Inflation in operating costs has been persistent. NFIB's own March 2026 Optimism Index showed 25% of small businesses (net) were still raising prices - above historical averages. The cost environment hasn't normalized.
It's a relatively simple mechanism. Unlike loan programs, tax credits, or regulatory changes, a gas tax suspension doesn't require new bureaucracy. You stop collecting the tax. Prices drop at the pump. It works immediately.
The gas tax funds roads - which is the actual political problem
The federal gas tax goes into the Highway Trust Fund, which pays for roads, bridges, and transit. Suspending it means less money flowing into infrastructure.
This is the reason Congress hasn't done it. Every dollar of gas tax suspension is a dollar the Highway Trust Fund doesn't get.
NFIB's position is that the immediate economic relief to small businesses outweighs this concern, especially if the suspension is temporary. That's a legitimate policy debate - but it explains why this idea tends to stall in Congress even when it polls well with voters.
What to actually watch for
NFIB is a significant lobbying organization with close relationships on both sides of the aisle. When they publish a formal opinion piece and link it directly to their take-action portal, they're typically not just venting - they're building pressure for a specific legislative push.
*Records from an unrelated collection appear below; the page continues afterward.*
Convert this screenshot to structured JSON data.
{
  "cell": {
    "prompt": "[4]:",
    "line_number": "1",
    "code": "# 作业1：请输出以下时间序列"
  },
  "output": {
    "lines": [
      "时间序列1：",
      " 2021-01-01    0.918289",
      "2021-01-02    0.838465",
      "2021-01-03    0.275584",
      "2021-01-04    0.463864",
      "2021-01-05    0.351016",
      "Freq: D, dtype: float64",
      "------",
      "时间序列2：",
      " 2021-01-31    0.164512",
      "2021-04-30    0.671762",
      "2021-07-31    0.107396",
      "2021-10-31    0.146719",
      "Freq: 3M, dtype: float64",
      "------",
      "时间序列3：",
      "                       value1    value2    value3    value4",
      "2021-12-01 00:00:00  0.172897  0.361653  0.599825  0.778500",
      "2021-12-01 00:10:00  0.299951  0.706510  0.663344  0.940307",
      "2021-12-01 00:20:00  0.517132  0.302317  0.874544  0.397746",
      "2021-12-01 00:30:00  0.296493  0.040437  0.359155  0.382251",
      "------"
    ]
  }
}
Watch for a bill introduced in the next few weeks. Whether it gets floor time is another question entirely.
What you should do in the meantime
You can't wait on Congress to manage your fuel costs. A few things that work regardless of what happens:
- Route optimization software is free or cheap at small scale. Better routes mean fewer miles and less fuel. Apps like Circuit, OptimoRoute, and Google Maps with multi-stop optimization pay for themselves fast.
- Fuel cards with discount networks (Wex, Fleetcor, Fuelman) give you 5-15 cents off per gallon at participating stations. That's comparable to a tax suspension without requiring Congress.
- Lock in fuel contracts if your volume justifies it. Some fuel suppliers offer fixed-rate contracts for businesses using consistent monthly volumes.
The NFIB argument for a gas tax suspension is reasonable. Whether Congress acts on it is uncertain. Your fuel costs need attention either way.
Sources: NFIB opinion editorial, Washington Examiner, May 5, 2026 - "Give Small Businesses Relief by Suspending the Federal Fuel Tax" (nfib.com); NFIB Small Business Economic Trends, March 2026 (nfib.com). Federal fuel tax rates: U.S. Department of Transportation, Federal Highway Administration.